Make sure you know what you're getting, and have it in writing. With your initial payment and investment, is it just for taking the photos? Or, is it for the photos and a package of photo products? Does their studio offer a la carte online catalog of stuff, so you get to pick only what you like? Or, will they compromise and cater a uniquely designed package for you?
Just because there's an expensive price tag on something, doesn't make it the best. Ever buy an expensive steak at a fancy restaurant and you get a piece of leather? How about a really pricey dress that you put on that doesn't feel good, and you end up never wearing it? Or, the dress that is inexpensive, that looks good, feels good, is your favorite, and you wear all the time. What about the movie with big stars in it, a huge budget, that someone saw and says if the best movie this year, then you see it, and you think it stunk? The "best" is a very subjective thing. You know what you like.
Here's our last take on what we think you should look for and consider in your decision:
Their Code of Ethics and their resource toolkit.
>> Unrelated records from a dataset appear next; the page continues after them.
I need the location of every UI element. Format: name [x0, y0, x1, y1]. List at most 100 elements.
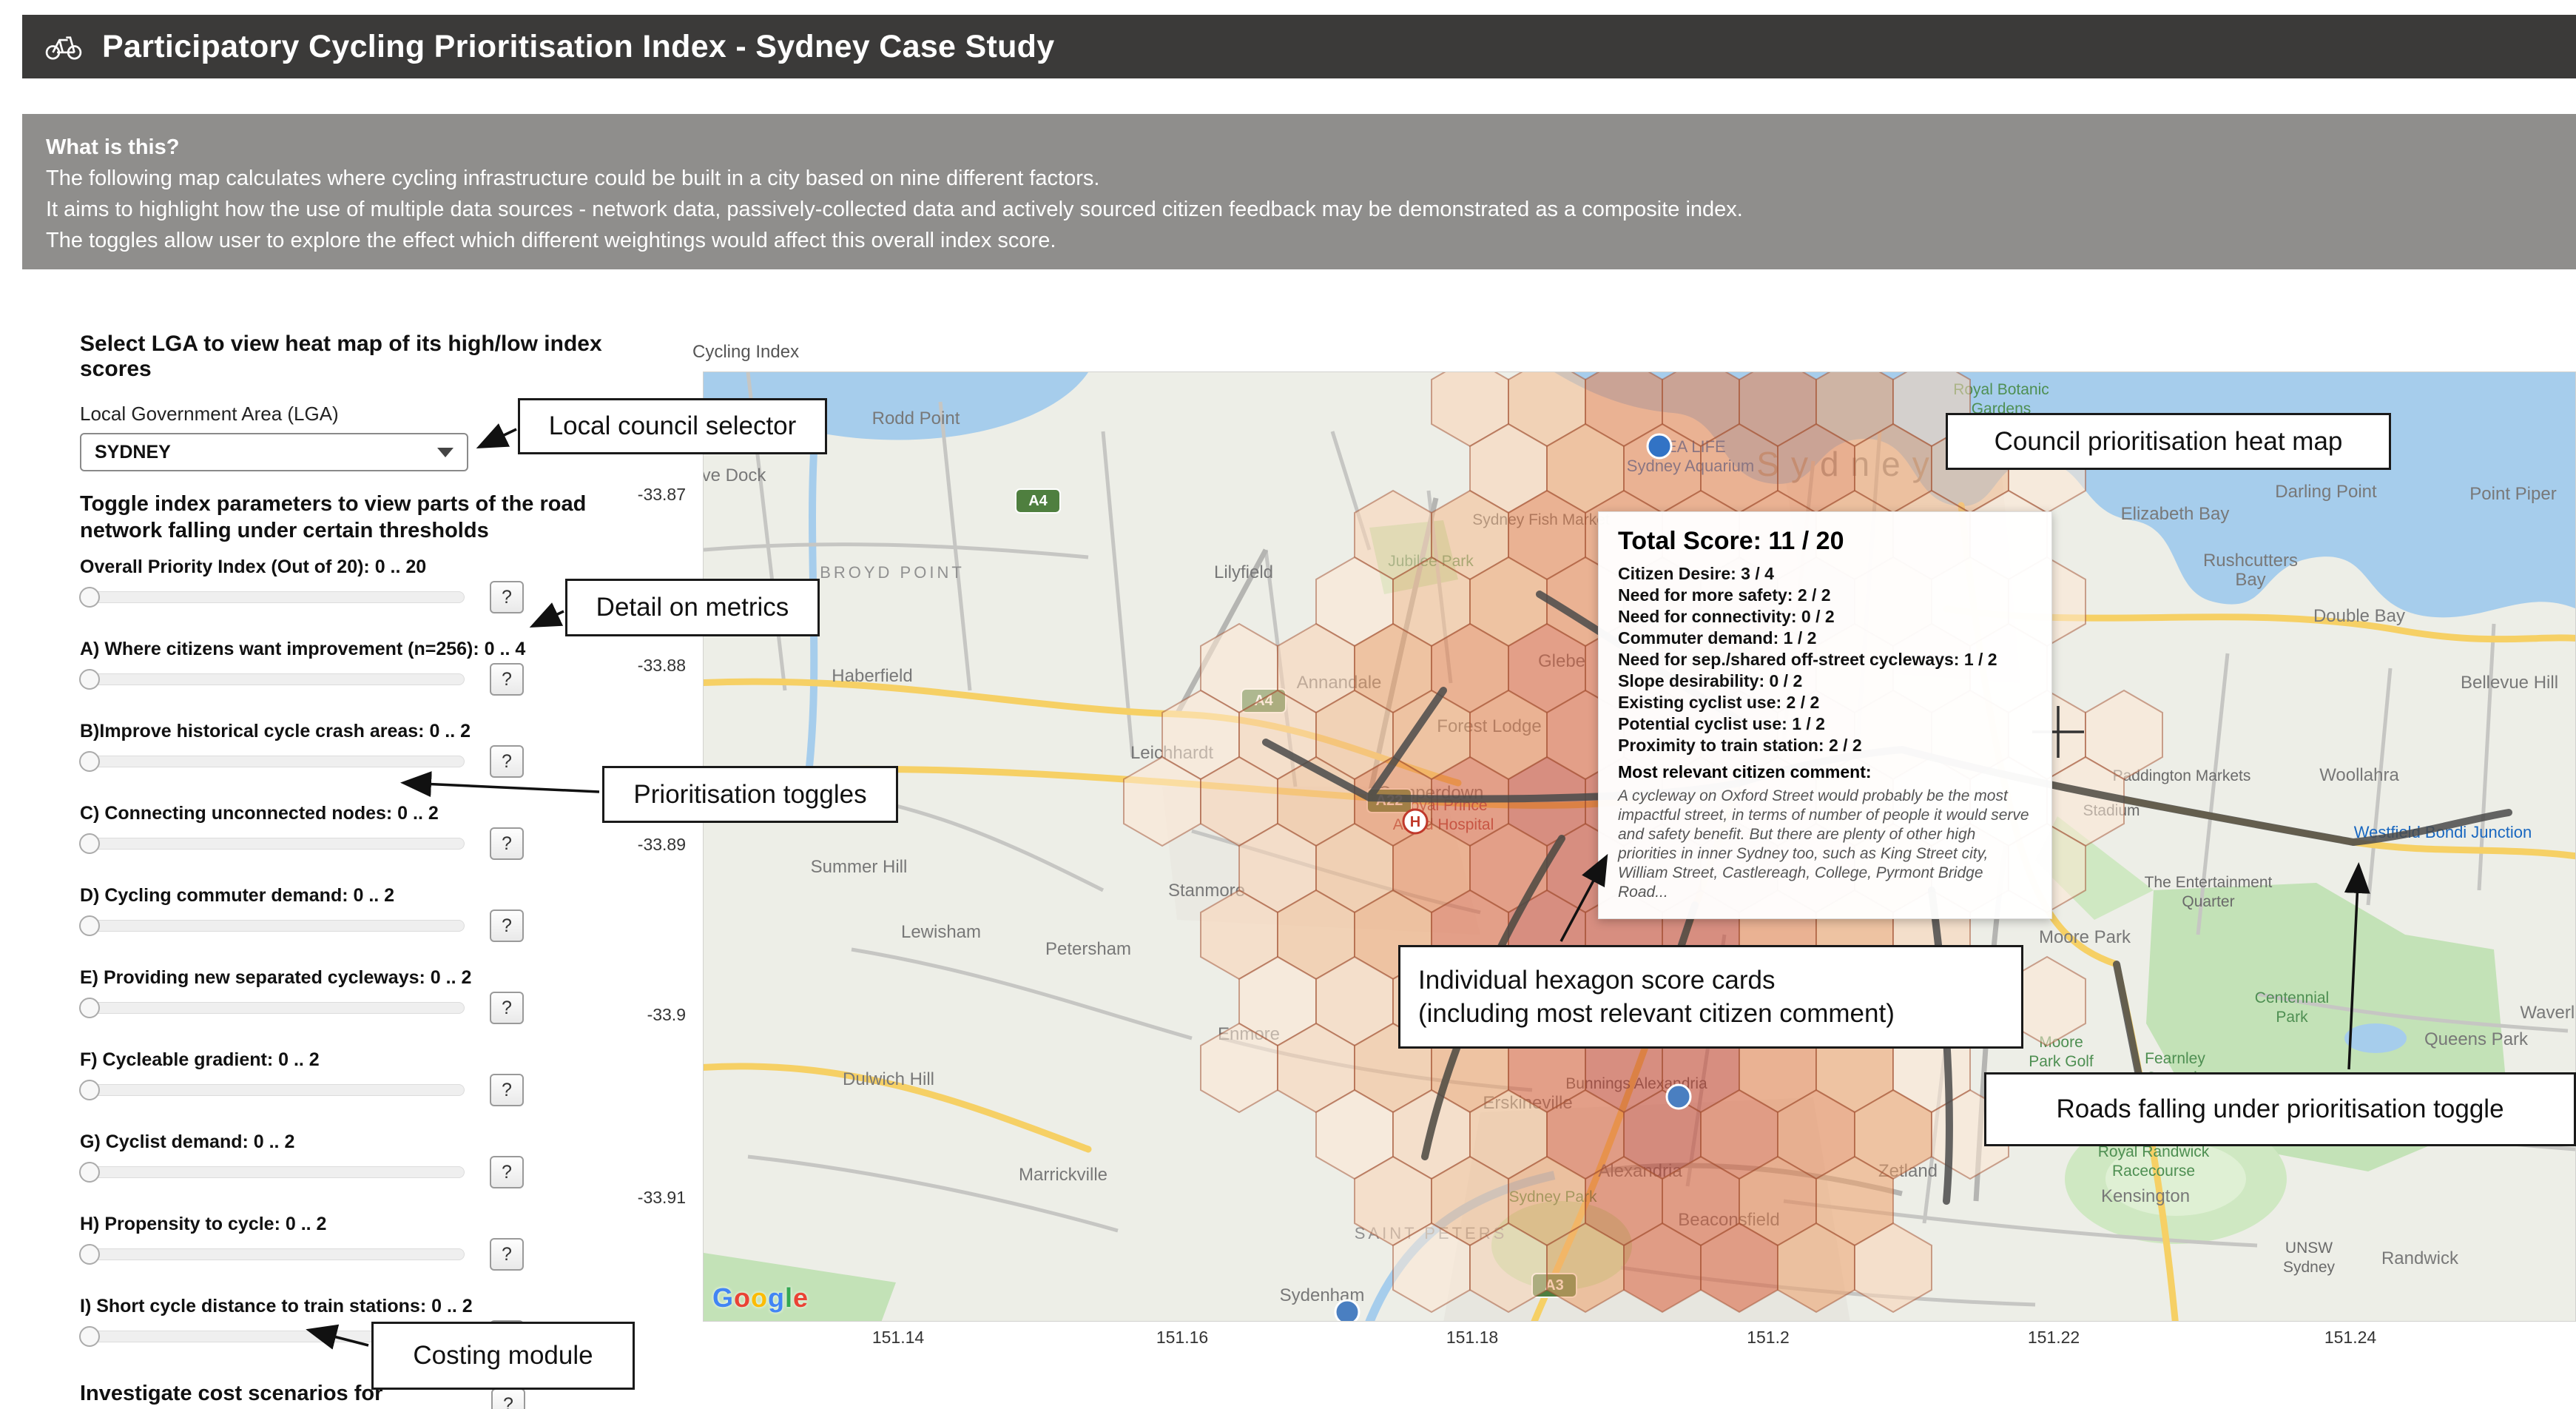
- map-label: Marrickville: [1019, 1165, 1107, 1185]
- help-button[interactable]: ?: [490, 1074, 524, 1106]
- google-logo[interactable]: Google: [712, 1282, 809, 1314]
- x-axis-tick: 151.14: [872, 1328, 924, 1348]
- slider-label: H) Propensity to cycle: 0 .. 2: [80, 1213, 672, 1235]
- scorecard-metrics: Citizen Desire: 3 / 4Need for more safet…: [1618, 563, 2032, 756]
- slider-track[interactable]: [80, 838, 465, 850]
- slider-group: A) Where citizens want improvement (n=25…: [80, 638, 672, 696]
- scorecard-metric: Existing cyclist use: 2 / 2: [1618, 692, 2032, 713]
- help-button[interactable]: ?: [490, 745, 524, 778]
- slider-thumb[interactable]: [79, 1162, 100, 1183]
- help-button[interactable]: ?: [491, 1388, 525, 1409]
- x-axis-tick: 151.24: [2324, 1328, 2376, 1348]
- intro-heading: What is this?: [46, 132, 2552, 163]
- slider-thumb[interactable]: [79, 1244, 100, 1265]
- slider-track[interactable]: [80, 591, 465, 603]
- map-label: Dulwich Hill: [843, 1069, 934, 1089]
- map-label: Elizabeth Bay: [2121, 504, 2230, 524]
- callout-local-council-selector: Local council selector: [518, 398, 827, 454]
- x-axis-tick: 151.18: [1446, 1328, 1498, 1348]
- chevron-down-icon: [437, 448, 454, 457]
- slider-label: I) Short cycle distance to train station…: [80, 1295, 672, 1317]
- y-axis-tick: -33.88: [625, 656, 686, 676]
- map-label: Haberfield: [832, 666, 912, 686]
- slider-thumb[interactable]: [79, 587, 100, 608]
- help-button[interactable]: ?: [490, 909, 524, 942]
- intro-line: It aims to highlight how the use of mult…: [46, 194, 2552, 225]
- slider-group: D) Cycling commuter demand: 0 .. 2 ?: [80, 884, 672, 942]
- slider-list: Overall Priority Index (Out of 20): 0 ..…: [80, 556, 672, 1353]
- help-button[interactable]: ?: [490, 827, 524, 860]
- y-axis-tick: -33.87: [625, 485, 686, 505]
- map-label: Randwick: [2381, 1248, 2459, 1268]
- callout-detail-on-metrics: Detail on metrics: [565, 579, 820, 636]
- scorecard-metric: Slope desirability: 0 / 2: [1618, 670, 2032, 692]
- slider-thumb[interactable]: [79, 915, 100, 936]
- map-label: Waverley: [2520, 1003, 2576, 1023]
- aquarium-marker[interactable]: [1648, 434, 1671, 458]
- slider-group: C) Connecting unconnected nodes: 0 .. 2 …: [80, 802, 672, 860]
- slider-thumb[interactable]: [79, 1326, 100, 1347]
- intro-banner: What is this? The following map calculat…: [22, 114, 2576, 269]
- callout-heat-map: Council prioritisation heat map: [1946, 413, 2391, 470]
- app-root: { "header": { "title": "Participatory Cy…: [0, 0, 2576, 1409]
- help-button[interactable]: ?: [490, 992, 524, 1024]
- help-button[interactable]: ?: [490, 1238, 524, 1271]
- scorecard-comment: A cycleway on Oxford Street would probab…: [1618, 787, 2032, 902]
- slider-track[interactable]: [80, 1084, 465, 1096]
- callout-hexagon-score-cards: Individual hexagon score cards (includin…: [1398, 945, 2023, 1049]
- map-label: Darling Point: [2275, 482, 2377, 502]
- help-button[interactable]: ?: [490, 581, 524, 613]
- slider-label: D) Cycling commuter demand: 0 .. 2: [80, 884, 672, 907]
- callout-roads-toggle: Roads falling under prioritisation toggl…: [1984, 1072, 2576, 1146]
- slider-track[interactable]: [80, 920, 465, 932]
- scorecard-metric: Citizen Desire: 3 / 4: [1618, 563, 2032, 585]
- map-label: Bellevue Hill: [2461, 673, 2558, 693]
- transit-marker[interactable]: [1335, 1300, 1359, 1322]
- help-button[interactable]: ?: [490, 1156, 524, 1188]
- scorecard-comment-label: Most relevant citizen comment:: [1618, 762, 2032, 782]
- map-label: Moore Park: [2039, 927, 2131, 947]
- x-axis-tick: 151.16: [1156, 1328, 1208, 1348]
- slider-track[interactable]: [80, 1248, 465, 1260]
- hexagon-scorecard: Total Score: 11 / 20 Citizen Desire: 3 /…: [1598, 511, 2052, 919]
- scorecard-metric: Need for connectivity: 0 / 2: [1618, 606, 2032, 628]
- slider-thumb[interactable]: [79, 1080, 100, 1100]
- lga-selected-value: SYDNEY: [95, 442, 171, 463]
- scorecard-title: Total Score: 11 / 20: [1618, 527, 2032, 556]
- slider-group: G) Cyclist demand: 0 .. 2 ?: [80, 1131, 672, 1188]
- scorecard-metric: Proximity to train station: 2 / 2: [1618, 735, 2032, 756]
- toggles-section-title: Toggle index parameters to view parts of…: [80, 491, 627, 544]
- slider-thumb[interactable]: [79, 669, 100, 690]
- map-label: Lewisham: [901, 922, 981, 942]
- hospital-marker[interactable]: H: [1403, 810, 1427, 833]
- help-button[interactable]: ?: [490, 663, 524, 696]
- scorecard-metric: Need for more safety: 2 / 2: [1618, 585, 2032, 606]
- slider-track[interactable]: [80, 1002, 465, 1014]
- lga-select[interactable]: SYDNEY: [80, 433, 468, 471]
- slider-thumb[interactable]: [79, 751, 100, 772]
- slider-label: A) Where citizens want improvement (n=25…: [80, 638, 672, 660]
- slider-track[interactable]: [80, 756, 465, 767]
- map-canvas[interactable]: Rodd PointFive DockBROYD POINTHaberfield…: [703, 371, 2576, 1322]
- slider-thumb[interactable]: [79, 833, 100, 854]
- bicycle-icon: [43, 33, 84, 61]
- slider-track[interactable]: [80, 1166, 465, 1178]
- map-label: BROYD POINT: [820, 563, 965, 582]
- lga-section-title: Select LGA to view heat map of its high/…: [80, 332, 672, 382]
- slider-label: Overall Priority Index (Out of 20): 0 ..…: [80, 556, 672, 578]
- slider-label: E) Providing new separated cycleways: 0 …: [80, 966, 672, 989]
- page-title: Participatory Cycling Prioritisation Ind…: [102, 29, 1054, 65]
- y-axis-tick: -33.9: [625, 1005, 686, 1025]
- slider-thumb[interactable]: [79, 998, 100, 1018]
- y-axis-tick: -33.91: [625, 1188, 686, 1208]
- callout-prioritisation-toggles: Prioritisation toggles: [602, 766, 898, 823]
- map-label: Rodd Point: [872, 408, 960, 428]
- slider-label: G) Cyclist demand: 0 .. 2: [80, 1131, 672, 1153]
- app-header: Participatory Cycling Prioritisation Ind…: [22, 15, 2576, 78]
- transit-marker[interactable]: [1667, 1085, 1690, 1109]
- map-label: Point Piper: [2469, 484, 2556, 504]
- map-label: Summer Hill: [811, 857, 908, 877]
- slider-group: F) Cycleable gradient: 0 .. 2 ?: [80, 1049, 672, 1106]
- svg-text:H: H: [1410, 814, 1420, 830]
- slider-track[interactable]: [80, 673, 465, 685]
A professional photographer has a duty to be your guide through the process, your trusted advisor, and to look out for your best interests. A great photographer should and will tell you what colors and outfits will look best for you to wear at the session. They should be excited and stoked to take awesome photos of you, but cover the different scenarios that may arise. For instance, they should tell you that even though you may love the beach and want your session done there, they've checked the weather (yes, they should be checking the weather conditions on the day of your shoot) and it calls for your favorite beach to be cold, foggy or windy. That means wind whipping hair around may be a factor. That means you in your cute summer outfit in the cold means you may be uncomfortable and not really happy about smiling. That means the fog will not let that beautiful "golden hour" or golden light happen at the beach. Yet, a great photographer will know it's happening a few miles away at another location they know about. And, that they have in their resources to be able to adapt, switch it up, and make decisions on the fly in order to provide you with the best and most fun experience they can. They should know light and have the capability to use lighting tools and modifiers if necessary, other than just being at the mercy of natural light all the time. They should know how to create the best photo, even if your shoot is in the middle of the day, or if the natural light conditions isn't ideal. They should know how to pose you in the way that's most complimentary to whether you're a girl or a guy, or whether you're a little shorter or taller. You have the right to ask them if they know these things! Good luck. Congratulations to you for making it through high school! (Or, if you're the parent reading this, good luck surviving getting your kid through high school!) And, BE AWESOME!